Gami Jasso, who graduated from the PEP in March 2007, said he spent 15 years in prison for gang activity and murder but is now a changed man.

“In 2001, I gave my life to Christ and chose to live a righteous life,” Jasso said. “Although I was committed to change before participating in the PEP, I think that without it I would not have been able to stand against the temptations the world has.”

Jasso said one of his biggest fears before participating in the program was that he would return to criminal behavior.

“Without the PEP, I think I would have gone back to my old lifestyle and still be in gangs and have no job,” Jasso said.

Jasso now works in case management for PEP, helping participants re-enter society.

According to the PEP Web site, the recidivism rate, the percentage of formerly incarcerated individuals who return to prison, is less than 5 percent for PEP participants, as compared with the national recidivism rate of 51.8 percent, according to a 1994 study released by the Bureau of Justice Statistics. The 1994 study is the most recent analysis of national recidivism rates.

The PEP transforms the lives of its participants, said Mark Jones, a warden at the Hamilton Unit, a pre-release facility for parole-bound inmates where the PEP started.

“It makes them stronger for society at their release,” Jones said.

The PEP uses three initiatives to help inmates become productive members of society: the Business Plan Competition, re-entry services and business development services.

The Business Plan Competition is a four-month class in which participants spend 18 to 20 hours in class per week and have several hours of homework.

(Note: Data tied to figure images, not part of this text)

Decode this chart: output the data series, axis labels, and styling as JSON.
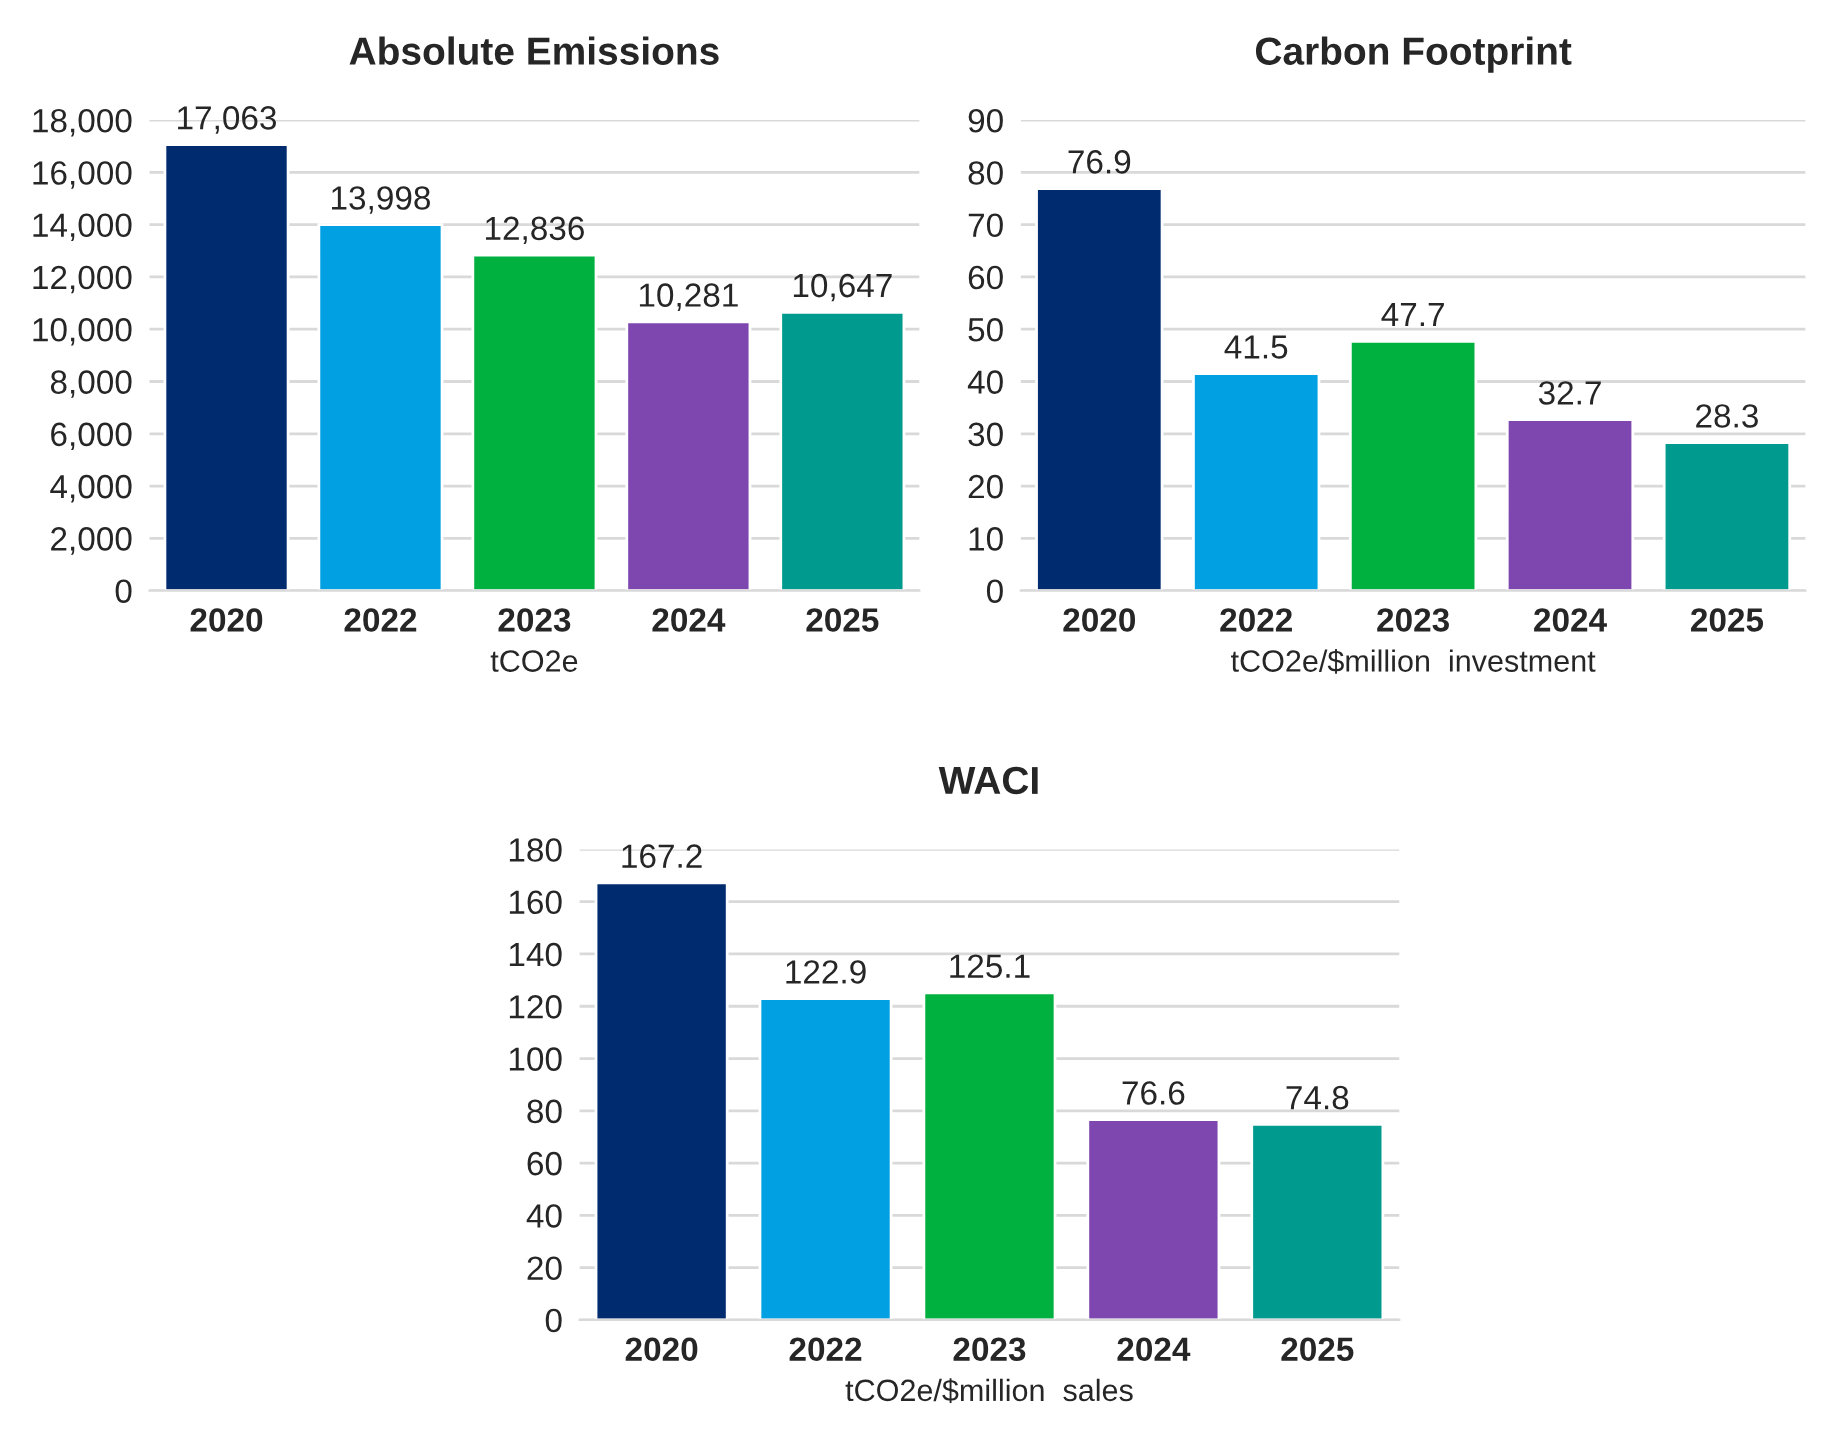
{
  "chart_data": [
    {
      "type": "bar",
      "title": "Absolute Emissions",
      "xlabel": "tCO2e",
      "categories": [
        "2020",
        "2022",
        "2023",
        "2024",
        "2025"
      ],
      "values": [
        17063,
        13998,
        12836,
        10281,
        10647
      ],
      "value_labels": [
        "17,063",
        "13,998",
        "12,836",
        "10,281",
        "10,647"
      ],
      "colors": [
        "#002b6f",
        "#00a0e3",
        "#00b140",
        "#7e47b0",
        "#009b8e"
      ],
      "ylim": [
        0,
        18000
      ],
      "yticks": [
        0,
        {
          "value": 2000,
          "label": "2,000"
        },
        {
          "value": 4000,
          "label": "4,000"
        },
        {
          "value": 6000,
          "label": "6,000"
        },
        {
          "value": 8000,
          "label": "8,000"
        },
        {
          "value": 10000,
          "label": "10,000"
        },
        {
          "value": 12000,
          "label": "12,000"
        },
        {
          "value": 14000,
          "label": "14,000"
        },
        {
          "value": 16000,
          "label": "16,000"
        },
        {
          "value": 18000,
          "label": "18,000"
        }
      ],
      "grid": "y"
    },
    {
      "type": "bar",
      "title": "Carbon Footprint",
      "xlabel": "tCO2e/$million  investment",
      "categories": [
        "2020",
        "2022",
        "2023",
        "2024",
        "2025"
      ],
      "values": [
        76.9,
        41.5,
        47.7,
        32.7,
        28.3
      ],
      "data_labels": true,
      "colors": [
        "#002b6f",
        "#00a0e3",
        "#00b140",
        "#7e47b0",
        "#009b8e"
      ],
      "ylim": [
        0,
        90
      ],
      "yticks": [
        0,
        10,
        20,
        30,
        40,
        50,
        60,
        70,
        80,
        90
      ],
      "grid": "y"
    },
    {
      "type": "bar",
      "title": "WACI",
      "xlabel": "tCO2e/$million  sales",
      "categories": [
        "2020",
        "2022",
        "2023",
        "2024",
        "2025"
      ],
      "values": [
        167.2,
        122.9,
        125.1,
        76.6,
        74.8
      ],
      "data_labels": true,
      "colors": [
        "#002b6f",
        "#00a0e3",
        "#00b140",
        "#7e47b0",
        "#009b8e"
      ],
      "ylim": [
        0,
        180
      ],
      "yticks": [
        0,
        20,
        40,
        60,
        80,
        100,
        120,
        140,
        160,
        180
      ],
      "grid": "y"
    }
  ]
}
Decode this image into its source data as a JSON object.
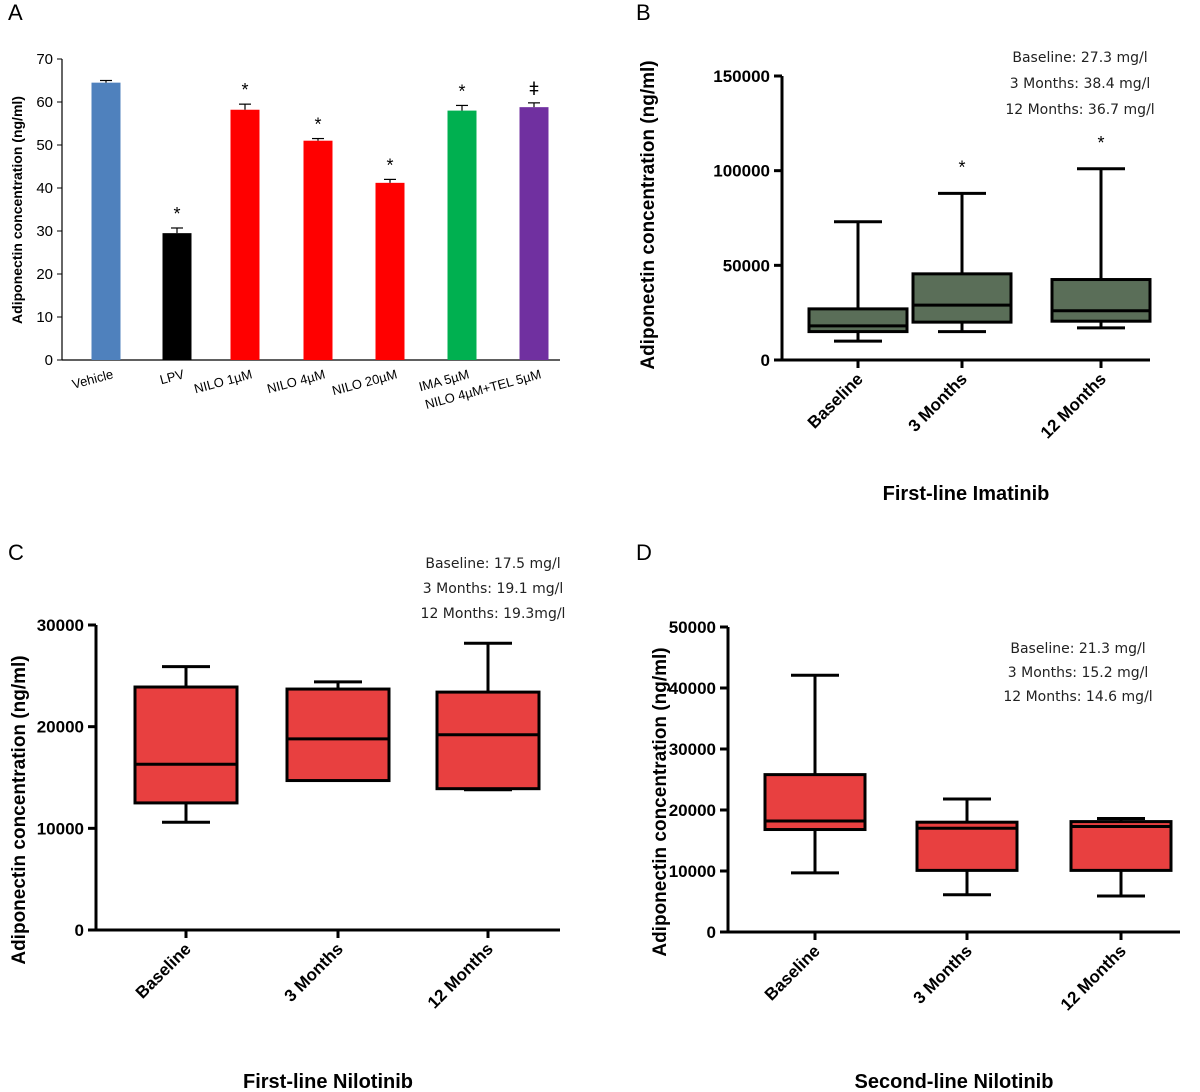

“We whittle down a class from about 80 to 40 people because we find out these guys have gang affiliations still, and aren’t willing to do the work required of them or have anger problems,” Kramer said.

Additionally, the BPC holds seminars and brings in executives and MBA students to provide positive role models.

“The executives we work with come into prison to provide good feedback,” Kramer said. “[They] give advice on how to make sales pitches, how to give presentations and why a theoretical investor should invest in their business.”

At the end of the program, participants present a 10-page business plan they developed during the BPC to a nationwide panel of executives to evaluate.

“These business plans we help them develop are legitimate,” Kramer said. “They are good for investment bankers.”

After participants graduate from the BPC and are released from prison, the PEP helps them find housing, jobs, clothing and medical care.

“We absolutely do not want them to fail,” Kramer said. “We do anything to make sure they are not going to fail.”

The PEP has strong relationships with employers. About 98 percent of participants have jobs within the first month.

The final step of the PEP program is entrepreneurship school. E-School provides participants with weekly classes, a network of executives, advisers and mentors.

More than 325 participants have graduated from the BPC, and E-School graduates have started 41 new businesses since PEP was founded by venture capitalist Catherine Rohr in 2004, Kramer said.

Kramer said he first heard about the PEP while working at the Neeley School’s Graduate Career Service Center.

“The PEP reached out to my boss … and asked if she knew any MBAs who were interested,” Kramer said. “She said she did and ran into my office and said, ‘Andrew, I have found the perfect job for you.’ And she was right.”

Kramer said he always knew he wanted to work for a nonprofit organization, but it was a difficult sector to get into.

“You need to want to be in it because its really confusing and how competitive it is to get into,” Kramer said.

Kramer said he works about 10 hours per day, but the hours do not bother him.

“It’s not the hours I work.” Kramer said. “It’s the things I do.”

Kramer said the most rewarding part of his job is knowing he is making a difference in PEP participants’ lives.

“I know that I can have an impact and establish a relationship that makes [participants] not commit crimes in the future,” Kramer said.

Jasso agreed that PEP and the people who worked for it transformed his life.

“PEP gave me the vision to succeed and re-enter society,” Jasso said. “I can show society that I am a changed man and that I can make it.”